Dalam pandangan Hamami dan Wibisono (1986: 126-27), filsafat melalui metode-metode pemikirannya tidak akan sanggup eksklusif mempersembahkan programme-programme kebijakan yang keuntungannya sanggup dinikmati secara mudah dan nyata sebagaimana halnya dengan ekonomi, teknik dan ilmu-ilmu terapan yang lainnya. Segi kelemahan filsafat, dalam arti sifat dan coraknya yang abnormal dengan lemparan analisis-analisis kritisnya yang sering tidak tersentuh oleh mereka yang telah terbiasa untuk berpikir secara praktis, merupakan salah satu alasannya yakni mengapa para andal filsafat terisolir dan jarang diajak untuk berpartisipasi dalam penentuan taktik pembangunan, apalagi dalam pelaksanaan programme-programme kegiatan yang sudah bersifat teknis operasional. Padahal keabstrakan dengan spekulasi-spekulasinya yang paling dalam justru membawa filsafat kepada kekuatan radikalnya. Dengan berpikir secara abnormal spekulatif dan mengambil jarak dari penggumulan masalah-masalah teknis praktis, filsafat justru sanggup melihat sesuatu Filsafat sebagai Perisai 47 permasalahan dari semua dimensi, sehingga hal-hal yang belum tersentuh oleh ilmu-ilmu lain sanggup pula dijadikan titik perhatiannya. Peranan filsafat yakni memperlihatkan adanya perspektif yang lebih dalam dan luas, sehingga kehadirannya akan disertai dengan banyak sekali alternatif penyelesaian untuk ditawarkan mana yang paling sesuai dengan perubahan waktu dan keadaan (Hamami dan Wibisono, 1986: 127). Demikian pula halnya apabila kita berbicara mengenai tugas filsafat dalam menghadapi dekadensi moral. Filsafat mungkin hanya sanggup menjelaskan sebab-sebab munculnya dekadensi moral, menjelaskan caracara mengatasi sebab-sebab tersebut, membuktikan cara-cara penanganan dekadensi moral. Sementara pelaksanaannya sendiri sangat tergantung kepada manusianya sendiri.
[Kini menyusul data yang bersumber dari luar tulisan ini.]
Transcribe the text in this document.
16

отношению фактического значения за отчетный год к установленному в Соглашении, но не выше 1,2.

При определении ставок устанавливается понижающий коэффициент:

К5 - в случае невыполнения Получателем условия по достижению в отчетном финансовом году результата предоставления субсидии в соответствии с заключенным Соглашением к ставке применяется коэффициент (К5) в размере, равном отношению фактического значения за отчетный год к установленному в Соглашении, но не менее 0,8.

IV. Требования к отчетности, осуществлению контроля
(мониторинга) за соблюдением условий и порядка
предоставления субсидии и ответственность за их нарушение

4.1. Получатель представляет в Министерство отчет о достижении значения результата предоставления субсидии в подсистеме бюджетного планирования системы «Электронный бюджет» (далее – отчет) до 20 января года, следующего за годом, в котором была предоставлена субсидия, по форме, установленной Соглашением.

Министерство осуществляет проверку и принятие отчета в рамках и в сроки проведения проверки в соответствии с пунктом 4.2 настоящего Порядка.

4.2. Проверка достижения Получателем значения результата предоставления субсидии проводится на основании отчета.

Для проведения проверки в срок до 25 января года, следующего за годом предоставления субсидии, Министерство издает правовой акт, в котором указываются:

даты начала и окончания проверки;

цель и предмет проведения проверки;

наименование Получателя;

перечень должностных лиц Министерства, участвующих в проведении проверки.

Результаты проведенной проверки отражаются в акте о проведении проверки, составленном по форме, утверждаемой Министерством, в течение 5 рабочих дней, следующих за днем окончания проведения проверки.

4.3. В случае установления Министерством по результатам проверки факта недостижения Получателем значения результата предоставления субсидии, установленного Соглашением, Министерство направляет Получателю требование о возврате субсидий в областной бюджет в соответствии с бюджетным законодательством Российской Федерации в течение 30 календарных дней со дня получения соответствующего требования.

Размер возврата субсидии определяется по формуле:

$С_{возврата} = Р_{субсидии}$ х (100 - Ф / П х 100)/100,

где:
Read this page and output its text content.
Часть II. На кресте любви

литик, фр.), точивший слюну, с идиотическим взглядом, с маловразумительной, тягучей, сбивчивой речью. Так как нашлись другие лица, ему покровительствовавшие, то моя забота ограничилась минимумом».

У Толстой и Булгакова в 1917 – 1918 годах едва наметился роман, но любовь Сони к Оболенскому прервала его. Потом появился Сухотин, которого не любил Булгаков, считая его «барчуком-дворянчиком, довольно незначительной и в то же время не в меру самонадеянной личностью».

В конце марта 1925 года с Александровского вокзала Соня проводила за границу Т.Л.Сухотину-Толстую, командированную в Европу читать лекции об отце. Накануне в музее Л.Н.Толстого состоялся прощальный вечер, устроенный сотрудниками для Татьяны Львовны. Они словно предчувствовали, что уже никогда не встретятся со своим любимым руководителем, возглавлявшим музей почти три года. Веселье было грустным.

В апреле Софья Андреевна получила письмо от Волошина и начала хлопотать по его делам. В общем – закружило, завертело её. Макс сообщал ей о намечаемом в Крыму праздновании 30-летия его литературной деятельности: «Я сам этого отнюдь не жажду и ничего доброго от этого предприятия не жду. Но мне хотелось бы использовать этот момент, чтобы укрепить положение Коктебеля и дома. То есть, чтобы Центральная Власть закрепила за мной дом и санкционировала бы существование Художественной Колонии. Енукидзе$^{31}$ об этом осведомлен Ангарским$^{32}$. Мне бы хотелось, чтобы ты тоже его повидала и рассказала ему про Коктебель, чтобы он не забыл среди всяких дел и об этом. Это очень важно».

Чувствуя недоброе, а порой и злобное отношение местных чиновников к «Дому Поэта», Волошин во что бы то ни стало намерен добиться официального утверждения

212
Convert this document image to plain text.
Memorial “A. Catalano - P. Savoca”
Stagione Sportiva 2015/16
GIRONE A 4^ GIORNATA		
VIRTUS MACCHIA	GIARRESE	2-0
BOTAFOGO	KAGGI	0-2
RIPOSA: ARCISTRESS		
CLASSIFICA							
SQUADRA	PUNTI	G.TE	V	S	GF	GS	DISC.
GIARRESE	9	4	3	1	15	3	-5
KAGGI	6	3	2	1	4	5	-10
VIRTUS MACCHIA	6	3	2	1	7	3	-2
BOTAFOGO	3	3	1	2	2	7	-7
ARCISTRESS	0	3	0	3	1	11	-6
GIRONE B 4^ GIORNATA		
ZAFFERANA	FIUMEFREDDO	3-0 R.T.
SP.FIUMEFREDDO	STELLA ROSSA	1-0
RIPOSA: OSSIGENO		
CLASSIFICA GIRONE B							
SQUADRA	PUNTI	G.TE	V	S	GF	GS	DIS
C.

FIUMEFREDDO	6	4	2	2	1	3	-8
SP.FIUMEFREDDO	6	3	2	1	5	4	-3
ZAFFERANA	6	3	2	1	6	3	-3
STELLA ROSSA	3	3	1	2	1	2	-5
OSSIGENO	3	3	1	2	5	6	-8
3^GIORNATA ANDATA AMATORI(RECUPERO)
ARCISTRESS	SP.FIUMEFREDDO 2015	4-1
Dekadensi Moral Sebagai Pengaruh Negatif Perkembangan Ilmu Pengetahuan dan Teknologi
Manusia yakni makhluk yang tidak pernah merasa puas dengan segala sesuatu yang telah dicapainya. Kepuasan mereka bersifat sementara. Manusia selalu ingin memperoleh sesuatu yang lebih daripada apa yang telah dicapainya. Oleh lantaran alasan itu pula, maka insan membutuhkan pembangunan yang bersifat bersinambungan atau berkelanjutan (Bintarto, 1991: 1). Demi akselerasi pembangunan dan hasilhasilnya yang seringkali dimaknai hanya secara kuantitatif, maka insan memanfaatkan jasa ilmu pengetahuan dan teknologi modernnya. Perkembangan ilmu pengetahuan dan teknologi yang mungkin tidak terbatas didasari oleh perkembangan intelektual insan yang terjadi terus menerus untuk mencapai kebahagiaan hidupnya. Apakah memang insan akan mencapai kebahagiaan dengan ilmu pengetahuannya? Ini merupakan pertanyaan normatif yang sifatnya relatif. Apakah juga penemuan-penemuan teknologi gres sebagai terapan ilmu pengetahuan sanggup bermanfaat bagi kebahagiaan insan ataukah sebaliknya akan menjadikan suatu bencana? Di sinilah letak pokok permasalahannya, lantaran ilmu pengetahuan dan teknologi tidak hanya menjanjikan akomodasi bagi kehidupan manusia, ia juga menawarkan bahaya bagi kehidupan dan menurunnya nilai-nilai moral insan itu sendiri apabila ia tidak bisa dikelola dengan baik. Ilmu pengetahuan dan teknologi memang mempunyai imbas positif dan negatif, menyerupai terekam dalam Skema 1: Filterisasi Budaya Asing. Dalam bagan tersebut digambarkan bahwa budaya aneh yang salah satu aspeknya yakni berupa teknologi dan tentunya sebelumnya masih berupa ilmu pengetahuan, mempunyai imbas positif dan negatif bagi kepribadian bangsa Indonesia.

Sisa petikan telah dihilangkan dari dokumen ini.